Preimplantation genetic diagnosis (PGD) is a procedure that tests embryos for genetic disorders before placement in the uterus. It is performed in conjunction with IVF and should be considered for women over the age of 37, women with a history of recurrent miscarriages, and families with a history of genetic diseases.
PGD is conducted by analyzing the DNA within one of the cells of each embryo formed during a routine IVF cycle. (There are eight interchangeable cells in a healthy embryo. Removing one cell is not harmful to the development of the baby.) This DNA analysis helps to identify genetic disorders, such as Down’s syndrome and Turner’s syndrome, and to determine which embryo to implant.
The doctor has created a tightly-controlled environment for the delicate science of IVF. Air purity, temperature, oxygen level and other details are in place for the most “embryo-friendly” atmosphere.

Surgical Options

In some infertility cases, surgical procedures may be helpful – and necessary. Innovative technology has changed the way many gynecologic procedures are performed. In fact, many traditional surgeries are being replaced with minimally invasive techniques.
Below are answers to the most frequent questions we get about surgical procedures.
How does minimally invasive surgery differ from more traditional surgery?
Traditional surgery involves making a much larger incision, usually five inches or more. It leads to a longer recovery time, larger scar, and increases the risk of adhesions or scarring within the abdomen. The hospital stay is usually three days or longer. The patient typically does not return to work for four to six weeks. Minimally invasive surgery allows for a quicker recovery and less pain.
How long does it take to recover?
Most patients go home the same day as the surgery is performed. Patients are able to get up and around that evening. Although removing the entire uterus usually requires an overnight stay in the hospital, most patients are up out of bed the next morning and go home early in the day.
What is hysteroscopy?
Hysteroscopy is minimally invasive surgery for the inside of the uterus. The cervix (the part of the uterus that opens into the vagina and through which a baby passes during delivery) is opened to less than half-inch in order to perform surgery. Through this opening a narrow instrument with a video lens at the end is passed through into the uterus. Other instruments can then be passed through alongside the lens, these instruments are used to grasp, cut or vaporize abnormal tissue. In this way, polyps, fibroids and inborn defects of the uterus can be removed.
What is laparoscopy?
Laparoscopy is minimally invasive abdominal surgery performed through very small incisions in the abdomen, generally a half-inch or less. The lens of a small camera is placed through one incision so that the inside of the abdomen may be seen on a TV screen. Two or three other instruments are then placed through the other incisions. These instruments can hold, cut and suture tissue, allowing the experienced laparoscopic surgeon to perform even complex surgeries. A large fibroid or even a entire uterus can then be removed through these small incisions by cutting the fibroid or other tissue into thin strips while inside the abdomen.

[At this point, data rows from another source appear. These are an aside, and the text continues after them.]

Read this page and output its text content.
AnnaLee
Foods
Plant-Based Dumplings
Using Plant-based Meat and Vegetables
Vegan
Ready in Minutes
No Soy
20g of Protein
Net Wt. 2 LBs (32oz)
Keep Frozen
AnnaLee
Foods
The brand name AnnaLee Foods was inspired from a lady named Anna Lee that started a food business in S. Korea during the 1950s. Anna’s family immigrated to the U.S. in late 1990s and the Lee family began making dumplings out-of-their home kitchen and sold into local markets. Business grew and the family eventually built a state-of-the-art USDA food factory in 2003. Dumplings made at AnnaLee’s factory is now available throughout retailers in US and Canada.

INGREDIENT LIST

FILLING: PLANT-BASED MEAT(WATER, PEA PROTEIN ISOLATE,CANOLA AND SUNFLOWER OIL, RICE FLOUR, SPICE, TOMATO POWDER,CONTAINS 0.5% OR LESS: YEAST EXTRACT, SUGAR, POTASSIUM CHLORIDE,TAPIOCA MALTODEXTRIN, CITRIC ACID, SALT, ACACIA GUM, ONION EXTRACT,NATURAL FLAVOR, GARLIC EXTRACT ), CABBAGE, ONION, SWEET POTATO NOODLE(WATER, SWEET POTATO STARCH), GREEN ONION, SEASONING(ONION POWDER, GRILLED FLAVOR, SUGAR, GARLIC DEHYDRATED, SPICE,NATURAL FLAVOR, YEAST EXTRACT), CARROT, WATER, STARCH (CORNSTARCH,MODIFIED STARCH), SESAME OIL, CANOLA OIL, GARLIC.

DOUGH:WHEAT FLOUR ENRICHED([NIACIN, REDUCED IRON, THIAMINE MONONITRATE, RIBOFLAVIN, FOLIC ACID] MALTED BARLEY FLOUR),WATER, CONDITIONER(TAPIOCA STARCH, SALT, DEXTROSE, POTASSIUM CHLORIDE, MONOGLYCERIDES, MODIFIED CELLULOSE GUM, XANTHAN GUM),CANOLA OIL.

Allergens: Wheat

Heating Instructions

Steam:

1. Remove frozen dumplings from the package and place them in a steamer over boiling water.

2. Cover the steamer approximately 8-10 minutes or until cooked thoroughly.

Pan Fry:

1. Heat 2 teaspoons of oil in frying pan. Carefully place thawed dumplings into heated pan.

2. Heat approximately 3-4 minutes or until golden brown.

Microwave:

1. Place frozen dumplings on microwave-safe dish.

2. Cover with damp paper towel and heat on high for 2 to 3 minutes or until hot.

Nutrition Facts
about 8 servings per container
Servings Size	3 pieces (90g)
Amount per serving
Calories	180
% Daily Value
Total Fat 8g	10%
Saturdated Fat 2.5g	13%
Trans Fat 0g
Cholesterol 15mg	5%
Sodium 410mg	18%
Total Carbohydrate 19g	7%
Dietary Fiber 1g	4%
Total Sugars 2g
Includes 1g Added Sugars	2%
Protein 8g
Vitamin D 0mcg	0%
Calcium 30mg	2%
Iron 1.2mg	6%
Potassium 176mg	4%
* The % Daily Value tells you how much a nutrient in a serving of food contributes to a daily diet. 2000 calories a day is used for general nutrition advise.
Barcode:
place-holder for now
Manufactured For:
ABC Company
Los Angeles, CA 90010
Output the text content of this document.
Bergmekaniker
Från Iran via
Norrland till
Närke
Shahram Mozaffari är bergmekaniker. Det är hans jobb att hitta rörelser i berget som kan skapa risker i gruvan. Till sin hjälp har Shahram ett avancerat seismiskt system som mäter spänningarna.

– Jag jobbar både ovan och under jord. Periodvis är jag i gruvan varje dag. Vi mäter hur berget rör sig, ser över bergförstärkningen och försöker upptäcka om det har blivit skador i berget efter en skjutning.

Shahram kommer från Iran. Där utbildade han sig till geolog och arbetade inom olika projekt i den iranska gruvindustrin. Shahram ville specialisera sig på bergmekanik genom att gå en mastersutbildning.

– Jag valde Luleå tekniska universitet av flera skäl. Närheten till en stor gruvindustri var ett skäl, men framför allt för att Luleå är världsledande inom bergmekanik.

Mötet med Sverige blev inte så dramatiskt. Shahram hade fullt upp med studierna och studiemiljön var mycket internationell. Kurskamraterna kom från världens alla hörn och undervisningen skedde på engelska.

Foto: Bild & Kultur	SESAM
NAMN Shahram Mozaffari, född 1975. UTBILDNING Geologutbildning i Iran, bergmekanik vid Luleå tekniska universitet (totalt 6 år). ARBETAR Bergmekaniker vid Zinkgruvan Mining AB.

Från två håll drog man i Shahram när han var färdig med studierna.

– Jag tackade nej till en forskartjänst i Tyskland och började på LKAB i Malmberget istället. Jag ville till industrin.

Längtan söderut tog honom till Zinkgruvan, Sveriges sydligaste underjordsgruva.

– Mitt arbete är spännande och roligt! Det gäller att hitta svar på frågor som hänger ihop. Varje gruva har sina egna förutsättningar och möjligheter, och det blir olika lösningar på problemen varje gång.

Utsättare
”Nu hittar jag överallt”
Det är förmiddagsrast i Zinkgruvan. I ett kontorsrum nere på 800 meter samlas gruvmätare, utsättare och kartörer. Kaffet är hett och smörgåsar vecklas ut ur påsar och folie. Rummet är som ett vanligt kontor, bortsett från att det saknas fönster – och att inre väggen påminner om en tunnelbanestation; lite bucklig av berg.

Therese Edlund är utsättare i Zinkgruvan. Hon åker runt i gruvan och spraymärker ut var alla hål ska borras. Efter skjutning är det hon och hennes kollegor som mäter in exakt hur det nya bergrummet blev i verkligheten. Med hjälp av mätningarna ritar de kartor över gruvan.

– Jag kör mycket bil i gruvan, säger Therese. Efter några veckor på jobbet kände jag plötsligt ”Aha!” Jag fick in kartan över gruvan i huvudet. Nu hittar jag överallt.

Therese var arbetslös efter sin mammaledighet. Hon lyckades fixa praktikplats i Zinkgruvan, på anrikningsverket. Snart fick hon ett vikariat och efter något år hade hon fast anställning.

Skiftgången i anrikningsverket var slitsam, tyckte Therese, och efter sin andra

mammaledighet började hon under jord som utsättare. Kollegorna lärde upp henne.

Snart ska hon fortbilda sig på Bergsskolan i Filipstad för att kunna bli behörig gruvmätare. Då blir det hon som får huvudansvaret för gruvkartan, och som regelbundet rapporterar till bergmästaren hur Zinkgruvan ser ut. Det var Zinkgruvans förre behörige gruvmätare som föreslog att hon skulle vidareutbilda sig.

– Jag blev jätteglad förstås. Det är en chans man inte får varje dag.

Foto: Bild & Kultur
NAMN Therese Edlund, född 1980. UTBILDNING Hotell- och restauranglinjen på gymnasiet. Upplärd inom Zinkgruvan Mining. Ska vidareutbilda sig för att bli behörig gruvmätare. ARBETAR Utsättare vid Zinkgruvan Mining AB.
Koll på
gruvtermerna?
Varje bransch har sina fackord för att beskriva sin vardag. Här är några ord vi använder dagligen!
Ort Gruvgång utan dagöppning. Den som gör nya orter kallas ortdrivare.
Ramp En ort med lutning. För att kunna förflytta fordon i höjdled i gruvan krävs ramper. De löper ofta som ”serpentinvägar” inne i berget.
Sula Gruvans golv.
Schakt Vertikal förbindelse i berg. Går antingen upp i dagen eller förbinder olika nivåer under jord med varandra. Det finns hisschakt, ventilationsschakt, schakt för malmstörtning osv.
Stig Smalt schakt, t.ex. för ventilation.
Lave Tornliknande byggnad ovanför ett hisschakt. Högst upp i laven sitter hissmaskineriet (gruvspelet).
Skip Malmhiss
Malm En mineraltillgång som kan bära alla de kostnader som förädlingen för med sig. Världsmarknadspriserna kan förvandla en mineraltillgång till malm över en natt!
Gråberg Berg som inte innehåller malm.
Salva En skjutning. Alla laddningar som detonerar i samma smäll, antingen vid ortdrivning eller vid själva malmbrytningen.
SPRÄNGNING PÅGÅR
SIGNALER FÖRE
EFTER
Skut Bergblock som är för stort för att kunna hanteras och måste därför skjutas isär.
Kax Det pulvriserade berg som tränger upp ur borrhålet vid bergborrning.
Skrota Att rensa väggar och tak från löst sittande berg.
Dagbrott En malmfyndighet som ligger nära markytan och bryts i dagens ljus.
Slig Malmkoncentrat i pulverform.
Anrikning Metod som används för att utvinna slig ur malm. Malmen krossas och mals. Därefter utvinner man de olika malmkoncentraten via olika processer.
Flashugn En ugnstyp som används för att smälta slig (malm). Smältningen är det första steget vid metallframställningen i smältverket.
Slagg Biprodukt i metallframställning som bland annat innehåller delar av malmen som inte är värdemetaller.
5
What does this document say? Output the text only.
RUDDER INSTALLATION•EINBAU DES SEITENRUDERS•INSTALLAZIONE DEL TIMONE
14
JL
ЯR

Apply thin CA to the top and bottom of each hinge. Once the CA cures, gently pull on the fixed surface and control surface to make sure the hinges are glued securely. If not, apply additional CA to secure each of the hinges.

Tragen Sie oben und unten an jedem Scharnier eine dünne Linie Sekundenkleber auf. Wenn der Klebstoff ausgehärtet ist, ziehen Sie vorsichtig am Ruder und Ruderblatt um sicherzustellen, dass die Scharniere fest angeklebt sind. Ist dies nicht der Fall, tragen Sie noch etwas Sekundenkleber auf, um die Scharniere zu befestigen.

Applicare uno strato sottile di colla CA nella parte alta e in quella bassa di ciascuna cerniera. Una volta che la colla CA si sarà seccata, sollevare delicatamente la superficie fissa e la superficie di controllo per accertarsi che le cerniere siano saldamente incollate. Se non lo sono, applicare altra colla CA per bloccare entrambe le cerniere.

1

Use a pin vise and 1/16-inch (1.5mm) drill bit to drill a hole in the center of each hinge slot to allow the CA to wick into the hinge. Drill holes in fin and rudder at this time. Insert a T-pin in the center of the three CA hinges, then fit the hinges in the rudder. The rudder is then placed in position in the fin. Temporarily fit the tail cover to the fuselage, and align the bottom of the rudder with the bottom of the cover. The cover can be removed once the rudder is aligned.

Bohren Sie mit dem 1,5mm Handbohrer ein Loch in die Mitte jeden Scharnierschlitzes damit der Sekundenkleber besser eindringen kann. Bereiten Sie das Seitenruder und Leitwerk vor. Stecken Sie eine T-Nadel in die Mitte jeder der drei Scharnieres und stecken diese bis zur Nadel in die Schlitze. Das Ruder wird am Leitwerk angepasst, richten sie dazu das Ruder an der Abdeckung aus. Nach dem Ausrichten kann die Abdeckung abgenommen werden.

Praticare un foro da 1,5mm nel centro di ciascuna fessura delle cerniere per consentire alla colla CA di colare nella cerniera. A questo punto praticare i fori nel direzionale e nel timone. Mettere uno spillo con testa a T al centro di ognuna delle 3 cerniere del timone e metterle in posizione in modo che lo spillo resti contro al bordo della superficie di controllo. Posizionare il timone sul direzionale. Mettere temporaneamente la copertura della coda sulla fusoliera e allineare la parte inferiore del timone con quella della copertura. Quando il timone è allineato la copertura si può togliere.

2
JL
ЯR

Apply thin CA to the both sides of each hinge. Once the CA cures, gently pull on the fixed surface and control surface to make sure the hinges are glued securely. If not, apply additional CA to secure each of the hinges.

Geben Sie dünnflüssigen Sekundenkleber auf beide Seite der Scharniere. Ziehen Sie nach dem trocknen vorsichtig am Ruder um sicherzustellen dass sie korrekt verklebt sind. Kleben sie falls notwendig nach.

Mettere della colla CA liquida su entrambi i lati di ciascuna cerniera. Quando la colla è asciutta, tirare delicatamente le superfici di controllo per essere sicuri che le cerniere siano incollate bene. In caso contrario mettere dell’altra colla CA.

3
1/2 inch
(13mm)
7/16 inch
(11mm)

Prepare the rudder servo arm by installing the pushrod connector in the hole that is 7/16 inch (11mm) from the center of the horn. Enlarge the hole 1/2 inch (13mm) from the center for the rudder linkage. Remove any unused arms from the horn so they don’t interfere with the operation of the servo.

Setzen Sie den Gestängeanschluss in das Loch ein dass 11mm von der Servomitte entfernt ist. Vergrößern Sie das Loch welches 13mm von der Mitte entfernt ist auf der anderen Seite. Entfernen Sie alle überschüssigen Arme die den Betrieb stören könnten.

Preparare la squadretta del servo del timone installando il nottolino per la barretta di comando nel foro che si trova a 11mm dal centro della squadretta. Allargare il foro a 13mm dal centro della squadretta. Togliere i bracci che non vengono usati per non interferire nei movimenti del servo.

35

Who can perform gynecologic minimally invasive surgery?
Many physicians trained in gynecology can perform some types of laparoscopy and hysteroscopy. However, the extent and difficulty of the surgery they perform in this way depends on their specific training and comfort levels. Gynecologists who have completed a fellowship in reproductive endocrinology and infertility, such as the physicians at Specialists in Reproductive Health, receive much more extensive training in advanced minimally invasive surgery.